No one wants to end up in a dead-end job with a boss who follows them around all the time. So, if you’re sent on a monster-killing mission, there’s only one way to climb the ladder. Nintendo Switch’s dead end job allows you to clean, remove the clutter and make money for the food disposal industry.
You play the role of a skinny, slightly skinny, obese phantom employee of the local paranormal pest control service. Your job is to deal with the ghosts that haunt the various establishments in the city and rid these establishments of unwanted guests. What has excited me from the start of this game is the presentation and style. In fact, it features animated characters and scenes, including a whole series of cartoon-style introductory film that seems to fit perfectly into a Saturday morning show on Cartoon Network. Live characters introduce you to the world of the game and you learn that Hector is haunted by his former mentor and must save his soul. To do this, you need to earn enough money and reputation at work for a month, hoping to reach this goal. That’s a good reason if you ask me!
The game uses double stick shooting mechanics and mixes them with elements of villains to create an atmosphere similar to The Binding of Isaac, but with a much more user-friendly aspect. You will be asked to enter the room and use your combination cannon when it is empty. The spirits that plague the room must first be found and weakened, and then, when they are disoriented, they must be sucked out. Rooms are the size of a screen, so there’s not much room to navigate, especially when they’re often filled with office furniture, piles of paper and other items. Each room can be adequately populated with these material creatures with increasing difficulty during the calendar month in which you are working on this work.
Within 30 days, you must raise enough money at each appearance to unlock the next region on the map. Do it for everyone and you’ll win in the end. Keep it short, as always, and you’re back at the beginning of your career. While the basics of Ghost Blast are simple enough, there are a few extra layers that make the game more complicated. For each command you accept, you enter a randomly selected area that consists of multiple pieces. You move from room to room with your main task, which in most cases initially consists of rescuing captured civilians. Like I said, the goal of promotion is to get new and solid money, and to get it you have to spend more time on it. Although you can just walk through the building to your citizens and then return to the headquarters, you won’t make enough money to improve your situation. Instead, I found it necessary to empty as many rooms as possible, destroying furniture and objects each time as some of them spilled piles of money. Anyone who has played Luigi’s Mansion 3 knows that money is hidden everywhere! However, it slowed the game down a lot for me, and having to shoot at random objects in hopes of dropping money became quite redundant after a while.

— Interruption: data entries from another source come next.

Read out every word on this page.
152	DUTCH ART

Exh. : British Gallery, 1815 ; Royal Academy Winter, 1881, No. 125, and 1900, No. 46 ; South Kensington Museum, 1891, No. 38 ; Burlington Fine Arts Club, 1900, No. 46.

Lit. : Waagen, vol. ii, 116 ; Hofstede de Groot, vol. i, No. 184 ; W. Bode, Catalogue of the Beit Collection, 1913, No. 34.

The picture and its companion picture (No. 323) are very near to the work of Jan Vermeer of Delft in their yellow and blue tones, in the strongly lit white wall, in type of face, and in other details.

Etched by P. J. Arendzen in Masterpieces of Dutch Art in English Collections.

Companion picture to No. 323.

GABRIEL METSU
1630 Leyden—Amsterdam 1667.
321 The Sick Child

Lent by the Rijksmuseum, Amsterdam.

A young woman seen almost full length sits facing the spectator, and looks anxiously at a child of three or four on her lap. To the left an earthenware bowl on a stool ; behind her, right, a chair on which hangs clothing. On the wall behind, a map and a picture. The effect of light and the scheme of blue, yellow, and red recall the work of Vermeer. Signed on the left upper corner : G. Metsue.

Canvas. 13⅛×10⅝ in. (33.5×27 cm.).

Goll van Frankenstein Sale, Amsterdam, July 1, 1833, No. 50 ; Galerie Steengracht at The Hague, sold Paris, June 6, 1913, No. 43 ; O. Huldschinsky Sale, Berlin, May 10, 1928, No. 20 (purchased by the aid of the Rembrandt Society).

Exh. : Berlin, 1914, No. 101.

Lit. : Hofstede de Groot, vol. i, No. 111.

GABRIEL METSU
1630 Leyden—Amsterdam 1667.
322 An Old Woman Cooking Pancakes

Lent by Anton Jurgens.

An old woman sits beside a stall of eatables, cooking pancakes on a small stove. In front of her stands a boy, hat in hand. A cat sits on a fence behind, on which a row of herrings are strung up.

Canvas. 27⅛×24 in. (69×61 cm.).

Along the way, you’ll also find microphones that can affect things when activated. Most of them had vague descriptions, so often I would activate something and not quite realize what was going on. As an added promotion, your employee can also move up the corporate ladder if he or she is killed! Filling the void also increases the little meter next to it, and if you aim that meter, you can balance yourself on the spot. You get a new job title and you can choose one of three bonuses that are fixed if the dead end job allows it. These updates also suffered from some vague descriptions, so I opted for predictable and well-described updates, such as higher burn rate or better health, for example. As I said, these benefits may be permanent for you, but in a sort of draw, if you die on the job, you are demoted and lose what you received. It’s not a full character reset (unless you lose all the time), but it really stunk when I lost another favorite bonus because I got greedy and rushed to clear the room.
While multi-level mechanics are certainly appreciated and very necessary for a game like this, after a few hours of playing I still felt a little out of place and wanted something more in line with the very physical spaces I found. I would hit normal enemy pieces, and then the random pieces also included a mini-boss of sorts, but I wanted a little extra. That said, the complete aesthetic and cartoonish comedy really captivates the game in a fun and goofy way. I can totally imagine that this game will be a true episodic cartoon, which I personally enjoy watching. Dead End Job did it here with theme and style.
There’s a clever ghost game here that ticks many of the right boxes for a pretty enjoyable experience, even if it is a bit repetitive. The presentation of the live game is a strong introduction to the Cartoon Network show. If you’re ready for an awkward double shot, Dead End Job is not a bad time to laugh along the way.
Revision of dead-end jobs
- Charts – 8/10
- Sound – 7/10
- Gameplay – 6.5/10
- Late Call – 6/10
Final thoughts : WARNINGS
It’s a dead-end job: creating minds and making money for corporate greed…. Well, and maybe save a beloved mentor from the destruction of his eternal soul. The ability to shoot with two sticks, and a few random elements with unique progression combines with a surprisingly brilliant TV cartoon aesthetic to build a pretty fun game. Some design areas could use a little more UV, and there are some repeats that occur fairly early.
Alex has been in the game industry since the release of Nintendo. He’s turned his hobby into a career, spending just over a decade developing games and now serving as creative director of the studio.